1
Je cherche l’amitié, moi j’y crois
Je marche en rêvant
Le voyage c’est nous
La considération de la personne que nous rencontrons
La couleur de ce voyage
C’est une utopie d’atteindre la lumière
Le ciel explose comme un joyeux bonjour
La couleur du ciel me donne le désir de partir en voyage
Quelle utopie de se croire seule sur cette terre
Il suffirait d’un voyage aussi impromptu
De goûter ses lèvres pour savoir où se trouve l’amitié
Mon prénom de lumière du ciel qui me manquait tant aussi
Trouverais-je quelqu’un pour me dire bonjour
PS. La lumière, le besoin de celle-ci, ce désir d’écrire et de parler sont vivaces.
La lumière reste en moi comme un chat et reste attachée avec les sens et les sentiments. Lors d’un voyage. Je me suis prise d’amitié pour un joli petit chat qui sous un ciel pluvieux miaulait et cherchait à se faire adopter.
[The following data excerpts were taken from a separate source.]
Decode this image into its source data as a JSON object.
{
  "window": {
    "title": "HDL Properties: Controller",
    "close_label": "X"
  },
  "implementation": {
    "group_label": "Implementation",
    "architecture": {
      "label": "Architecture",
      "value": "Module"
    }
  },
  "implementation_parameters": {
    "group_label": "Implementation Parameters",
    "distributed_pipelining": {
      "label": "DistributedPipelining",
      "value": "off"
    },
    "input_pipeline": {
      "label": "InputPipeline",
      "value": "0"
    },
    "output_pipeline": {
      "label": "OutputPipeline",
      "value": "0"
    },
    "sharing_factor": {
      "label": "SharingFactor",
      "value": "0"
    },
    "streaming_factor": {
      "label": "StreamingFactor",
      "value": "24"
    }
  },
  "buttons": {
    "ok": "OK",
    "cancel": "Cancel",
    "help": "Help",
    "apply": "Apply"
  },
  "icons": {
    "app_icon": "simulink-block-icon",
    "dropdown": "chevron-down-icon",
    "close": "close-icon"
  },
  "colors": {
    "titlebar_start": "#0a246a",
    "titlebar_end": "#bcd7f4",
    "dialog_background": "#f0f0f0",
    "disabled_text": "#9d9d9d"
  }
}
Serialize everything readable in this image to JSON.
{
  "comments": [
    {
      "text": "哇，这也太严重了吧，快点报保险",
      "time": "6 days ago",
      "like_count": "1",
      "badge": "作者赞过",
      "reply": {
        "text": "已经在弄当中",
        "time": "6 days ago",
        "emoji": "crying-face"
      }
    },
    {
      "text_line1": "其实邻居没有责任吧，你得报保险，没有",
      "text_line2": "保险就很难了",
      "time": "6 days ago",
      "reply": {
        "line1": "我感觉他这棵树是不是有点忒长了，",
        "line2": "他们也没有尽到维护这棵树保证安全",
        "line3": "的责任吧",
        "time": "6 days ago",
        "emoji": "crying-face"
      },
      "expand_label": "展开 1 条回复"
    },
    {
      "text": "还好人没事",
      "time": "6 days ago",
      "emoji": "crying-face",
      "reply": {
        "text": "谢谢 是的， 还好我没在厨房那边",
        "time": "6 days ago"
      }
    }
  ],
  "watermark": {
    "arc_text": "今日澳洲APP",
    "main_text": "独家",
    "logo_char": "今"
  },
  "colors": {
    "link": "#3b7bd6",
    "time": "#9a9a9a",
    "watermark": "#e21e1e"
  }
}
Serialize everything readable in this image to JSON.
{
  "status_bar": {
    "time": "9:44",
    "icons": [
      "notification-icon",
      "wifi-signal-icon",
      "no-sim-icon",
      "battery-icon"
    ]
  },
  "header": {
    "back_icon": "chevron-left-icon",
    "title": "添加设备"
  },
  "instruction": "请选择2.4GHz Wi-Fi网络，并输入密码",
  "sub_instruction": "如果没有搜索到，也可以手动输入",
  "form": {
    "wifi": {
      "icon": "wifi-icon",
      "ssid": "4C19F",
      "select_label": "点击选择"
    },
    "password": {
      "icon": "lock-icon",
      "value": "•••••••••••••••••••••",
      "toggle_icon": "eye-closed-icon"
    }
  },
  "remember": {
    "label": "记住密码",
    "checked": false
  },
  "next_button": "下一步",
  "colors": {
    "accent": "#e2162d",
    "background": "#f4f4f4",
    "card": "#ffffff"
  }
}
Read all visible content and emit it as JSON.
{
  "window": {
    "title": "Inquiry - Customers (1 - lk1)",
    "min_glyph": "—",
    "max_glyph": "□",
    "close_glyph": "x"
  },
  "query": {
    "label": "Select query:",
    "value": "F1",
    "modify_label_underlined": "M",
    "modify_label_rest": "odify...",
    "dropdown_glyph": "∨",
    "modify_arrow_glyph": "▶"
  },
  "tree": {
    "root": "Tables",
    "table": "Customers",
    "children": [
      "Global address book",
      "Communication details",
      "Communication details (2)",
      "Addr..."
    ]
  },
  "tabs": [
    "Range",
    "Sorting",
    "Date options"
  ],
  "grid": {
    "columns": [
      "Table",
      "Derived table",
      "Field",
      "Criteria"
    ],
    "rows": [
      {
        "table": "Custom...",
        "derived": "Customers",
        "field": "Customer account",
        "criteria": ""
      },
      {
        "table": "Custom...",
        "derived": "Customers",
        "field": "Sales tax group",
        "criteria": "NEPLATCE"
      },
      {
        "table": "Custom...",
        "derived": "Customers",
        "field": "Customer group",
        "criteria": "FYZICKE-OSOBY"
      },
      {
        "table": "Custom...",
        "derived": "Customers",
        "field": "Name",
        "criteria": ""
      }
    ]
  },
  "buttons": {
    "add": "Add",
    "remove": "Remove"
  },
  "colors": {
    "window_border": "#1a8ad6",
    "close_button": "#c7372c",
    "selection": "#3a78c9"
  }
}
En voyant ses yeux brillants de lumière, j’ai du succomber à son désir d’être aimé.
2
Nager procure un désir d’évasion
Rétablir une liaison amicale
Aimer la vie
Frémir en regardant un film d’horreur
Rire en écoutant une histoire comique
Boire à la fontaine après une grande marche
Marcher le long de la plage au soleil couchant
Recoudre un vêtement usager
Ecouter le bruit du vent dans la forêt
Finir, finir une chanson
3
Nager, quel plaisir de se détendre cela permet de rétablir son équilibre physique. Nous devons aimer ce sport qui apporte tant de liberté et nous fait frémir de peur lorsque l'on aperçoit plus celui-ci qui est parti au loin.
Le rire des enfants dans une cour de récréation nous comble de joie. Si nous devons boire ? À quelle source? Mais je vais peut-être marcher le long de la rivière où l'eau coule, limpide. Il faut marcher, marcher pour y arriver, et que de vêtements déchirés alors aurons nous à recoudre. Mais avant d'y arriver nous devons écouter dans le lointain ce bruit de l'eau qui roule, roule. Pour finir où ? Nous ne le serons jamais.